As household consumption dropped while spending also fell in the third quarter, official statistics shows, the gross domestic product ( GDP) shrank by a marginally more than anticipated 3.49 percent year-on-year. After a 5.32 percent decline in the second quarter, economists had projected GDP to slip 3 percent. Although Finance Minister Sri Mulyani Indrawati said “the worst is over” the statistics bureau said that some 2.67 million people had lost their jobs due to Covid-19 in the year to August.
In fact, The blow was offset by a 9.8 percent boost in government spending, but analysts called for further stimulus to help lift the economy out of the doldrums. Given the unfathomably sluggish rate of disbursement of fiscal stimulus, the strain is on monetary policy to do more.
Looking back, The first recession in Indonesia since the 1998 Asian financial crisis-typically described as two consecutive quarters of economic contraction-comes as the nation has struggled to control the outbreak of coronavirus. Indonesia’s government imposed a second set of restrictions in the capital Jakarta in September, with the largest case load and Covid-19 death toll in Southeast Asia, as it sought to curb the transmission of the virus in the midst of raising cases.

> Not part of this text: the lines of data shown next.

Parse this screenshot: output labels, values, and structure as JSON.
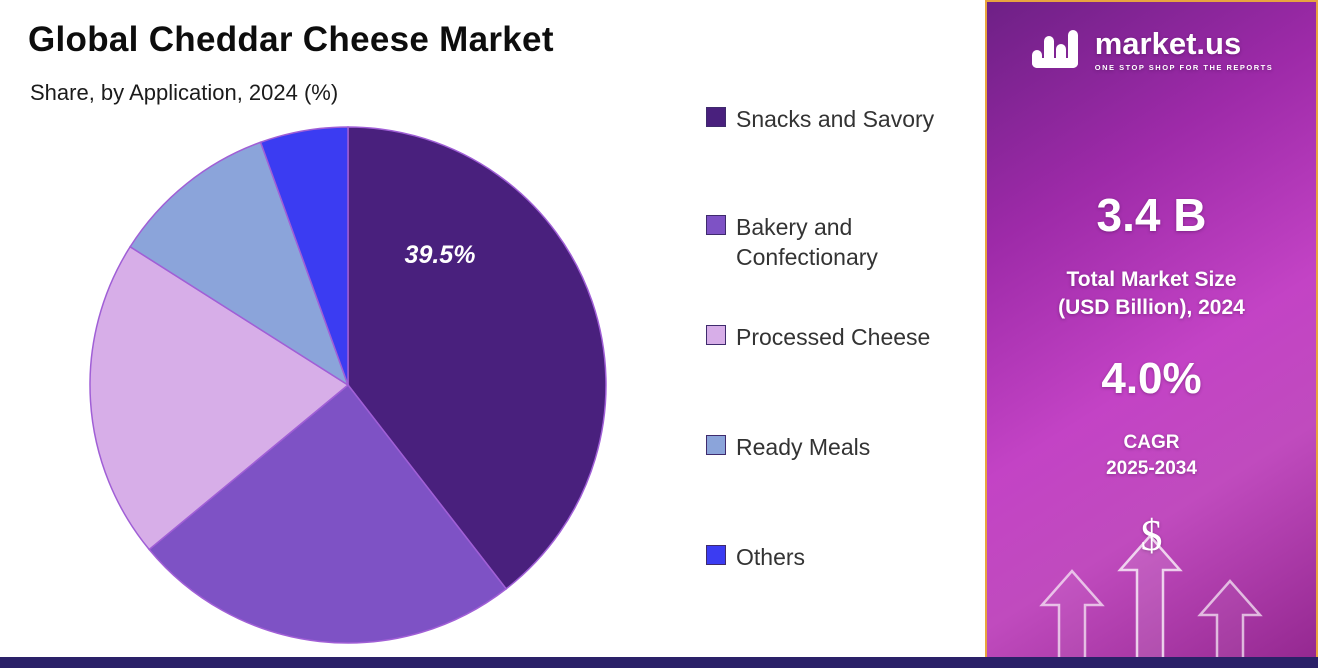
{
  "header": {
    "title": "Global Cheddar Cheese Market",
    "subtitle": "Share, by Application, 2024 (%)"
  },
  "chart_data": {
    "type": "pie",
    "title": "Global Cheddar Cheese Market",
    "subtitle": "Share, by Application, 2024 (%)",
    "categories": [
      "Snacks and Savory",
      "Bakery and Confectionary",
      "Processed Cheese",
      "Ready Meals",
      "Others"
    ],
    "values": [
      39.5,
      24.5,
      20.0,
      10.5,
      5.5
    ],
    "colors": [
      "#49207d",
      "#7e52c5",
      "#d7aee8",
      "#8ba4da",
      "#3b3cf2"
    ],
    "slice_stroke": "#a05fd6",
    "start_angle_deg": 0,
    "direction": "clockwise",
    "legend_position": "right",
    "labeled_slice": {
      "category": "Snacks and Savory",
      "label": "39.5%"
    }
  },
  "legend": {
    "items": [
      {
        "label": "Snacks and Savory",
        "color": "#49207d"
      },
      {
        "label": "Bakery and Confectionary",
        "color": "#7e52c5"
      },
      {
        "label": "Processed Cheese",
        "color": "#d7aee8"
      },
      {
        "label": "Ready Meals",
        "color": "#8ba4da"
      },
      {
        "label": "Others",
        "color": "#3b3cf2"
      }
    ]
  },
  "sidebar": {
    "logo": {
      "brand": "market.us",
      "tagline": "ONE STOP SHOP FOR THE REPORTS"
    },
    "market_size_value": "3.4 B",
    "market_size_label_line1": "Total Market Size",
    "market_size_label_line2": "(USD Billion), 2024",
    "cagr_value": "4.0%",
    "cagr_label_line1": "CAGR",
    "cagr_label_line2": "2025-2034",
    "dollar_symbol": "$",
    "colors": {
      "border": "#e8a43f",
      "gradient_main": "#b232b9",
      "bottom_strip": "#2a2168"
    }
  }
}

Household consumption, usually the biggest growth factor of the economy, dropped 4% on an annual basis, while spending fell 6.5%. Exports from Indonesia collapsed 10.8 percent as consumer demand stayed sluggish in the wake of the global pandemic.
For this reason, The government has vowed to increase spending, while Governor Perry Warjiyo of Bank Indonesia (BI) said that after 100 basis points of rate cuts this year and more than US$ 30 billion (S$40.7 billion) of government bond purchases, the central bank has more space to operate.
In fact, The data came after thousands of people in the young nation took to the streets in October calling for the repeal of a divisive job growth legislation that some argue benefits corporate interests at the detriment of the environment and labor.
The crisis is unlikely to cause civil instability due to an rise in social spending for the most affected populations, said David Sumual, an economist with the Central Asian Bank. In the June-September period, GDP increased by 5.05 percent on a quarterly, non-seasonally adjusted basis, but it was also marginally below estimates for a growth of 5.34 percent which is alarming.